Rapunzel, Rapunzel, let down your golden hair.
And as soon as she had let down the marvelous golden ladder the Prince climbed up.
At first Rapunzel was terribly frightened when a man came in, for she had never seen one before. But the Prince spoke to her kindly and told her at once that his heart had been so touched by her singing he felt he should know no peace of mind till he had seen her. Very soon Rapunzel forgot her fear, and when he asked her to marry him she consented at once.
For, she thought, he is young and handsome, and I’ll certainly be happier with him than with the old witch.

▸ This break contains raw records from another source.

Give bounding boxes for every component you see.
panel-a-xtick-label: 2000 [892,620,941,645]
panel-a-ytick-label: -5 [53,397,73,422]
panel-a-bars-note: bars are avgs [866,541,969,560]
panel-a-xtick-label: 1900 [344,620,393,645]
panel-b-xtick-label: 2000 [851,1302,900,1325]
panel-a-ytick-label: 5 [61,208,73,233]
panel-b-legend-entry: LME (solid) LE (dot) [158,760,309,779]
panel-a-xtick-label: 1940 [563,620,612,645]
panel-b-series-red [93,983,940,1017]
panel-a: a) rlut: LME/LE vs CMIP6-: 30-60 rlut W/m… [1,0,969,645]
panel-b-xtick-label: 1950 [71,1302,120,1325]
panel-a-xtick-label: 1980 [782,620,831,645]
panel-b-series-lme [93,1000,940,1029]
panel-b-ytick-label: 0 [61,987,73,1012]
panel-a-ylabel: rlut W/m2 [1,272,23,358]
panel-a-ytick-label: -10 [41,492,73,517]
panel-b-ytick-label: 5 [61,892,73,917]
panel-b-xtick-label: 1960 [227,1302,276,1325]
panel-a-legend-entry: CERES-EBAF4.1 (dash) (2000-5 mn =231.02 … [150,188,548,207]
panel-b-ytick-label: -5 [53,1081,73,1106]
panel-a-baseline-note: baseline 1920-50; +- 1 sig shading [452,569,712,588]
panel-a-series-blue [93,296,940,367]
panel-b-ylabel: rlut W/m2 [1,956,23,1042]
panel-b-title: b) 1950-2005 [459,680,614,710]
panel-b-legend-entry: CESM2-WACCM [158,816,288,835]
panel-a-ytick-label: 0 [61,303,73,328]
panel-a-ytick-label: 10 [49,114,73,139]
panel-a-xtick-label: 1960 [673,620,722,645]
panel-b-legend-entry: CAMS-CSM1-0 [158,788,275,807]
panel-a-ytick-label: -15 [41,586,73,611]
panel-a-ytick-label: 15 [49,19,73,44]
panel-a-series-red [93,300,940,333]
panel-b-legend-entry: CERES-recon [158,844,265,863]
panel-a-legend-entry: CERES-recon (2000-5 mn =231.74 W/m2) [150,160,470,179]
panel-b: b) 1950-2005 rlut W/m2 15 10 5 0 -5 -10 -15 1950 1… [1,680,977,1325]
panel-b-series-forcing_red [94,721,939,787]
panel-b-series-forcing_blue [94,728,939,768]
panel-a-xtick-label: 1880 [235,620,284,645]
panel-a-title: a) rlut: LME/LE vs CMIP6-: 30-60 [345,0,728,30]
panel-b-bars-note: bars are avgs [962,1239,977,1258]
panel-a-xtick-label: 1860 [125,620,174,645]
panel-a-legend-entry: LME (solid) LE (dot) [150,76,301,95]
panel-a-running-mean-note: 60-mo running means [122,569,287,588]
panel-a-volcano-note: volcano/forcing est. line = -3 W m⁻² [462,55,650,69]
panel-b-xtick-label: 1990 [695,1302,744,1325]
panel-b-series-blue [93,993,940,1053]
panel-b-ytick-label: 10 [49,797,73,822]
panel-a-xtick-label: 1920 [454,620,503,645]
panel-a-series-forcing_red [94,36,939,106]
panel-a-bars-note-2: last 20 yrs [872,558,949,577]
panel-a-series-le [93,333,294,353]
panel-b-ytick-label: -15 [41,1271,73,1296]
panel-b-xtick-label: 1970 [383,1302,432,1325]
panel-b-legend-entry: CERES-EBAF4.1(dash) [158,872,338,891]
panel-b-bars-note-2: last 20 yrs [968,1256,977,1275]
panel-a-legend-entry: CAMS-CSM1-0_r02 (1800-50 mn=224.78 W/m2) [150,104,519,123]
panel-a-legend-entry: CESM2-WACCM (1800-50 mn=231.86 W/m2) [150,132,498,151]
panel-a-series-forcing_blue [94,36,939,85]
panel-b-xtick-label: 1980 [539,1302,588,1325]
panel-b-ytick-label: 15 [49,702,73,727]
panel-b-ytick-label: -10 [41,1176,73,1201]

Well who can argue with that logic?
A package from Ma arrived in the mail yesterday containing the 1967 Reader’s Digest “The World’s Best Fairy Tales” – a book I loved to read from the moment I knew how to read. When my best friend’s mother asked if I could read with her daughter and try to get her as interested in books as I was, this was the one to do it. (unfortunately, the transplant was rejected)
I know it had an impact on me. Just look at the style of the drawing. That is exactly how pictures appear in my head every time I pick up a pen or brush.
The book needs some repair. I’ll have to get it to the Scourge’s person to fix the binding and loose pages.
It’s full of pressed maple leaves, some still red. And one leaf I don’t recognize yet. I’ll have to look it up. And drawings of snowmen – I must have had a fascination one day – there are a dozen of them, drawn in felt marker, all through the book.
Blue Beard was nightmarish, The Goose Girl was admirable, Billy Beg was sad and who wouldn’t be scared straight by the fate of the naughty girl in The Red Shoes.
I’m very much looking forward to reading these all again. Thanks Ma!

8 Responses to “Childhood influence”

  1. Mom says:

    You are welcome!
    for the book and for getting you reading at an early age. Although I don’t think I had a lot to do with that. You were ready!

    PINK

  2. randy says:

    What a great story and even better memories. Thanks, too, to Ma McRae for such foresight (Moms are like that). Hey JA, I just read a book called The Catcher Was A Spy you’d love; Google Moe Berg and see what comes up.

  3. JA says:

    “Reading at an early age” is the reason I pulled the fire alarm at the School Board Open House.
    Let that be a caution to hasty teachers!

  4. rob says:

    I thought that book was supposed to be mine. Check the will!!

  5. Susanne says:

    Julie, the reason you pulled the alarm was because Mrs. Murray was holding you right there, hoping you’d pull it. She thought it was funny.

  6. Susanne says:

    ..she stood with her back to the alarm, with you draped over her shoulder, and she kept saying, “now don’t pull the alarm !”, while keeping you close to the handle. I don’t doubt you could read it, but you were double-talked into an early rap-sheet.